There's a new Pakistani superhero in town and she's fighting child sexual abuse

SAMAAJ is set to release Super Sohni, an animated series about a superhero fighting against abuse, on December 17.
16 Dec, 2021

Lahore based non-profit organisation SAMAAJ is set to release a "first of its kind" 2D animated series called Super Sohni which introduces a new superhero fighting valiantly against crimes of sexual abuse of young girls.

The series, due to launch on December 17, will stretch over 10 episodes, with each episode to be released online every Friday. The ambassador of Germany to Pakistan, Bernhard Schlagheck, recently launched Super Sohni’s teaser on social media. "A very engaging project that can hopefully equip many children with the knowledge, skills & confidence they need to stay safe from harm," he tweeted.

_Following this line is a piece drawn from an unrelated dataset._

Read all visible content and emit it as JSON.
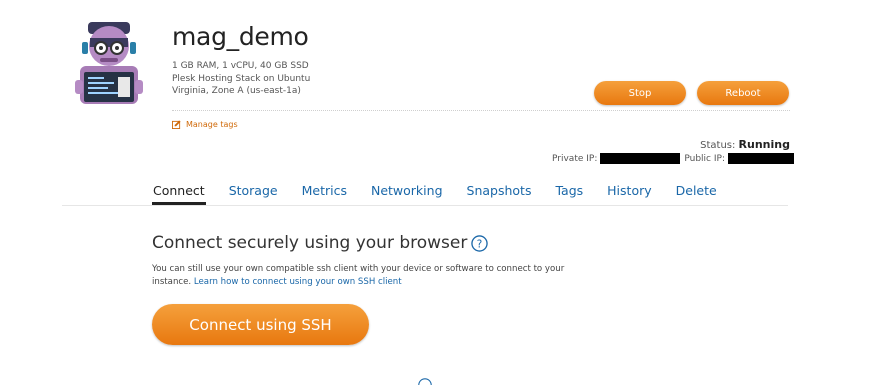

Super Sohni aims to create wider awareness around the issue of child sexual abuse in the country, focusing mainly on minor girls.

SAMAAJ — led by creative writer and journalist Sehyr Mirza, and filmmaker and poet Ammar Aziz — uses different art forms to advocate gender equality and freedom of expression in Pakistan. Super Sohni falls under the umbrella of the Girls Sexual Abuse Prevention Programme, initiated by SAMAAJ in partnership with the Embassy of Germany in Pakistan.

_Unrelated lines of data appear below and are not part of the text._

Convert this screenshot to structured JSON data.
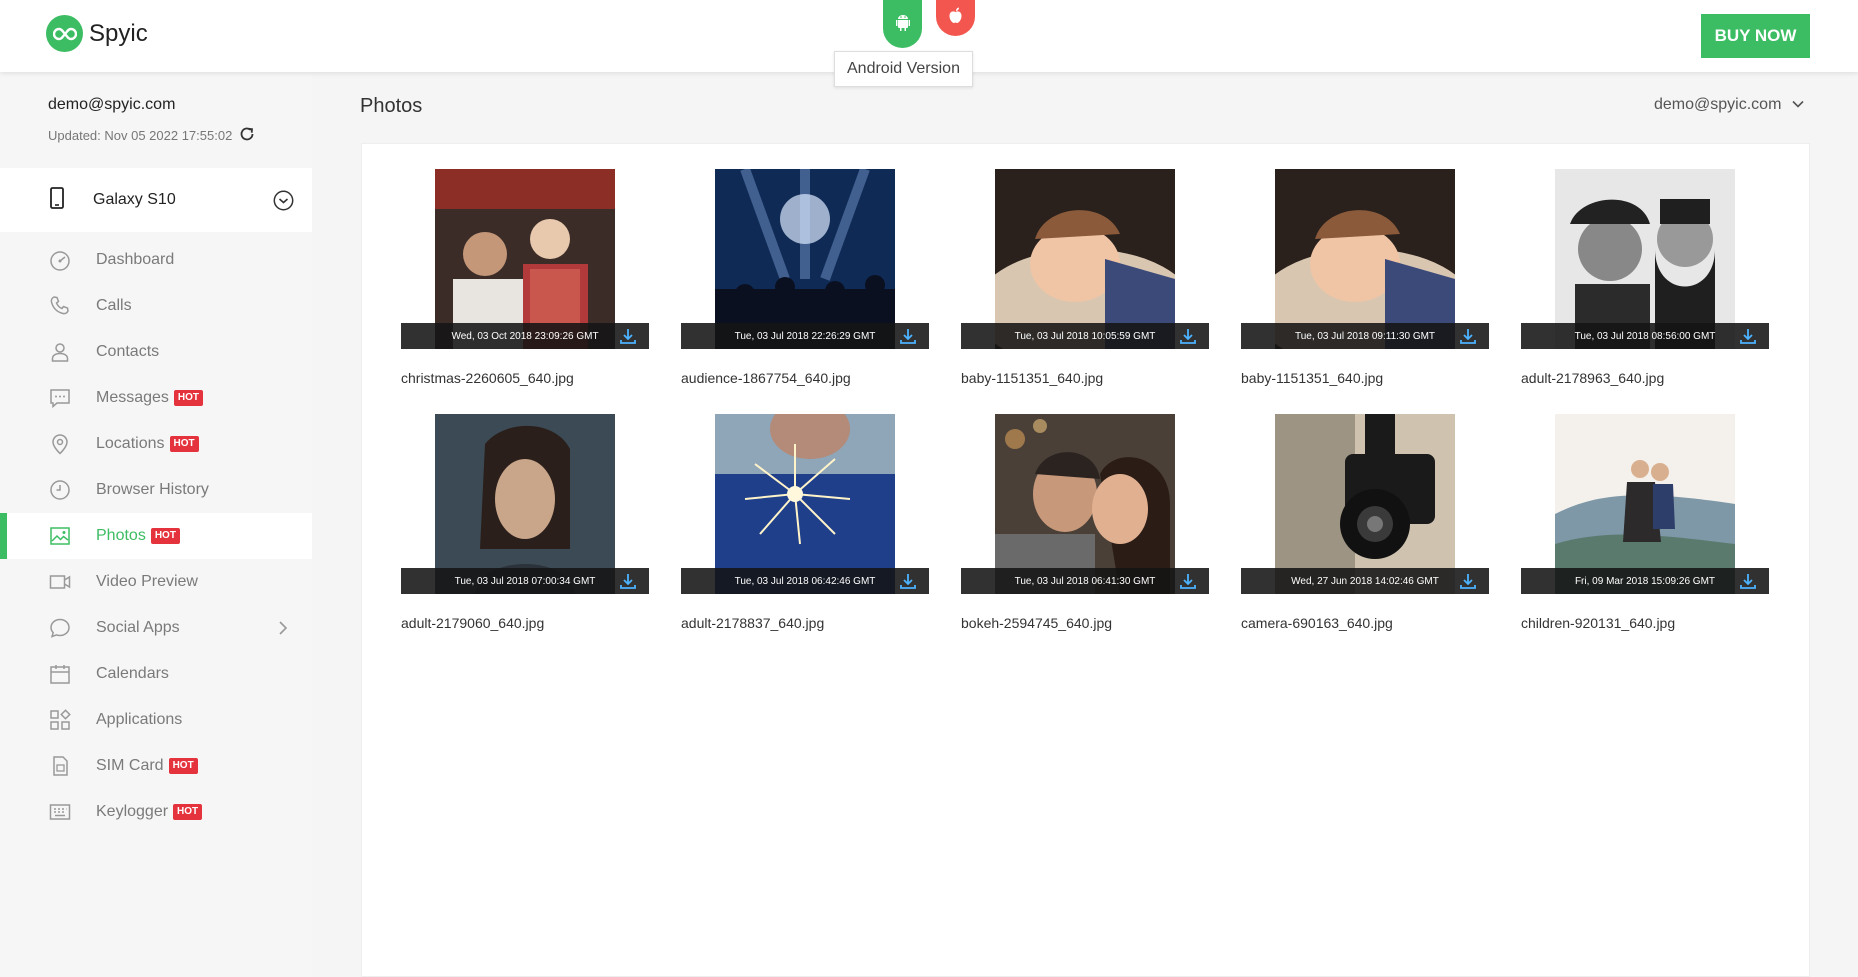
{
  "header": {
    "brand": "Spyic",
    "tooltip": "Android Version",
    "buy_label": "BUY NOW",
    "colors": {
      "brand_green": "#3dbd63",
      "ios_red": "#f2564e",
      "hot_red": "#e5333d"
    }
  },
  "sidebar": {
    "email": "demo@spyic.com",
    "updated": "Updated: Nov 05 2022 17:55:02",
    "device": "Galaxy S10",
    "items": [
      {
        "label": "Dashboard",
        "icon": "dashboard-icon"
      },
      {
        "label": "Calls",
        "icon": "phone-icon"
      },
      {
        "label": "Contacts",
        "icon": "contacts-icon"
      },
      {
        "label": "Messages",
        "icon": "message-icon",
        "badge": "HOT"
      },
      {
        "label": "Locations",
        "icon": "location-icon",
        "badge": "HOT"
      },
      {
        "label": "Browser History",
        "icon": "history-icon"
      },
      {
        "label": "Photos",
        "icon": "photos-icon",
        "badge": "HOT",
        "active": true
      },
      {
        "label": "Video Preview",
        "icon": "video-icon"
      },
      {
        "label": "Social Apps",
        "icon": "chat-icon",
        "chevron": true
      },
      {
        "label": "Calendars",
        "icon": "calendar-icon"
      },
      {
        "label": "Applications",
        "icon": "apps-icon"
      },
      {
        "label": "SIM Card",
        "icon": "sim-icon",
        "badge": "HOT"
      },
      {
        "label": "Keylogger",
        "icon": "keyboard-icon",
        "badge": "HOT"
      }
    ]
  },
  "main": {
    "title": "Photos",
    "user": "demo@spyic.com",
    "photos": [
      {
        "date": "Wed, 03 Oct 2018 23:09:26 GMT",
        "file": "christmas-2260605_640.jpg"
      },
      {
        "date": "Tue, 03 Jul 2018 22:26:29 GMT",
        "file": "audience-1867754_640.jpg"
      },
      {
        "date": "Tue, 03 Jul 2018 10:05:59 GMT",
        "file": "baby-1151351_640.jpg"
      },
      {
        "date": "Tue, 03 Jul 2018 09:11:30 GMT",
        "file": "baby-1151351_640.jpg"
      },
      {
        "date": "Tue, 03 Jul 2018 08:56:00 GMT",
        "file": "adult-2178963_640.jpg"
      },
      {
        "date": "Tue, 03 Jul 2018 07:00:34 GMT",
        "file": "adult-2179060_640.jpg"
      },
      {
        "date": "Tue, 03 Jul 2018 06:42:46 GMT",
        "file": "adult-2178837_640.jpg"
      },
      {
        "date": "Tue, 03 Jul 2018 06:41:30 GMT",
        "file": "bokeh-2594745_640.jpg"
      },
      {
        "date": "Wed, 27 Jun 2018 14:02:46 GMT",
        "file": "camera-690163_640.jpg"
      },
      {
        "date": "Fri, 09 Mar 2018 15:09:26 GMT",
        "file": "children-920131_640.jpg"
      }
    ]
  }
}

The issue of child sexual abuse is still considered a taboo in Pakistan, despite there being a drastic increase in the number of child abuse cases reported in the country these last few years.

According to research conducted by Sahil, a total of 2,690 cases of child sexual abuse were reported in 2020. indicating a 4% increase over the previous year. Their reports also show that the number of child sexual abuse cases reported everyday shot up in first half of 2020, during the Covid-19 lockdown.

“As harrowing as these numbers may seem, they still don’t even remotely represent the extent of this problem because most of these cases still go unreported," said Mirza. "This is because of the element of shame and dishonour which is attached to it. Awareness is the first step towards prevention and eradication.

"It is therefore imperative to subtly educate our children on this issue and to teach them to maintain boundaries with everyone they know,” she added.